L’opium dans la mondialisation :
le cas du Triangle d’Or
Pierre-Arnaud Chouvy
Géographe, chargé de recherche au CNRS (Prodig).
Drogues, santé, société
No 1 / mai 2016 /// Drogues et mondialisation, Volume 15
Mots-clés
Asie, opium, histoire, politique, économie, prohibition
Résumé
La géographie et l’histoire des drogues illégales sont profondément
ancrées dans les dynamiques anciennes et actuelles du processus de
mondialisation, ainsi que le montre la géohistoire du pavot à opium en
Asie. Le pavot à opium parce qu’il fournit un exemple éloquent des
relations dynamiques qui ont existé et qui persistent entre l’économie
politique et la géographie des drogues illégales d’une part et la
mondialisation d’autre part.
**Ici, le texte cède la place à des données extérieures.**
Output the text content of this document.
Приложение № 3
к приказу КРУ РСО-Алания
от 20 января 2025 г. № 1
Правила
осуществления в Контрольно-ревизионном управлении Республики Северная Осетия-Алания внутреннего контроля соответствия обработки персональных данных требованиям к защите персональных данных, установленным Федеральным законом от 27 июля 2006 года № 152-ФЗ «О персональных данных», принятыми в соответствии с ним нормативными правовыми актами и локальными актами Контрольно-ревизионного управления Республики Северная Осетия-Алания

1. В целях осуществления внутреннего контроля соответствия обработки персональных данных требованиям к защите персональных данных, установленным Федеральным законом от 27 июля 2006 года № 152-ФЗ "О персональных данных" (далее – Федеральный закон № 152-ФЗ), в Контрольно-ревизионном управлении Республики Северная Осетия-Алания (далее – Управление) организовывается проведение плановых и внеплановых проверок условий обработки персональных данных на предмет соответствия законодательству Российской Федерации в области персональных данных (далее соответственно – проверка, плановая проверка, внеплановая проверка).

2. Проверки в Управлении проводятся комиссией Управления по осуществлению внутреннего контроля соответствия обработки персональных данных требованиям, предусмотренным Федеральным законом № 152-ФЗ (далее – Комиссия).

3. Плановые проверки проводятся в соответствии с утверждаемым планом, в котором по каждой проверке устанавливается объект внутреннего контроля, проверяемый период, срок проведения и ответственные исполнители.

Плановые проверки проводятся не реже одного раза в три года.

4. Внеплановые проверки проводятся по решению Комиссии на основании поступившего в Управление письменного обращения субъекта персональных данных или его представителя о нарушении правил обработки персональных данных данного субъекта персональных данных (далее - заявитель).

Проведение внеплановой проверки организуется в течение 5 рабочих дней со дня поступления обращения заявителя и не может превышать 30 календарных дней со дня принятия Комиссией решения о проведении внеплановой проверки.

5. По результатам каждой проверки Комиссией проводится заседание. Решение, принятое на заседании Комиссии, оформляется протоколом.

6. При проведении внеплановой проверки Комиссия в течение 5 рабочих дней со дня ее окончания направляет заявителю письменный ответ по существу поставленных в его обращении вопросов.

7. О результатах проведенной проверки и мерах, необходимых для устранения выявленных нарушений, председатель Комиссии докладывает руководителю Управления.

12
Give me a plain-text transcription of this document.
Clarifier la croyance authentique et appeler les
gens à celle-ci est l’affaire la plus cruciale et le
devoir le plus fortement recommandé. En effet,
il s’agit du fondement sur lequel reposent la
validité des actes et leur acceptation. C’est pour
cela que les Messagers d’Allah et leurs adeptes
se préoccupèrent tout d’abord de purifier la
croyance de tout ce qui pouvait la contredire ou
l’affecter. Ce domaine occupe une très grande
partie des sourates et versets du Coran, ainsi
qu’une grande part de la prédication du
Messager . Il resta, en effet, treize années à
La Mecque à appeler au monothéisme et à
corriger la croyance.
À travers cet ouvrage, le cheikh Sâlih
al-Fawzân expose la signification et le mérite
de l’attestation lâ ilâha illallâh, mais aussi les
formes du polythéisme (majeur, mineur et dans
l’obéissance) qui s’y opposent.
L’Asie, quant à elle, fournit un espace
géographique de référence riche d’enseignement parce que l’on peut
estimer que le narcotrafic international y est né et que la plus
importante toxicomanie de masse s’y est développée (l’opiomanie
chinoise). L’histoire et la géographie de l’opium en Asie doivent
beaucoup aux processus d’internationalisation des échanges et de
mondialisation, marqués comme ils l’ont été par le commerce
intercontinental triangulaire, le protectionnisme économique chinois,
les monopoles et autres régies coloniales de l’opium, les guerres
impériales sino-britanniques, la genèse de la prohibition mondiale de
certaines drogues, les conflits armés nationaux et internationaux
consécutifs aux indépendances et à la Guerre froide, etc. La géohistoire
de l’opium en Asie montre clairement que le développement du
narcotrafic résulte en grande partie de l’intervention étatique à
l’échelle mondiale. En fin de compte, la géographie des drogues
illégales est à considérer au regard de celle de la distribution
mondiale et asymétrique du pouvoir, des richesses et des revenus, et de
ses impacts sur les crises et les conflits.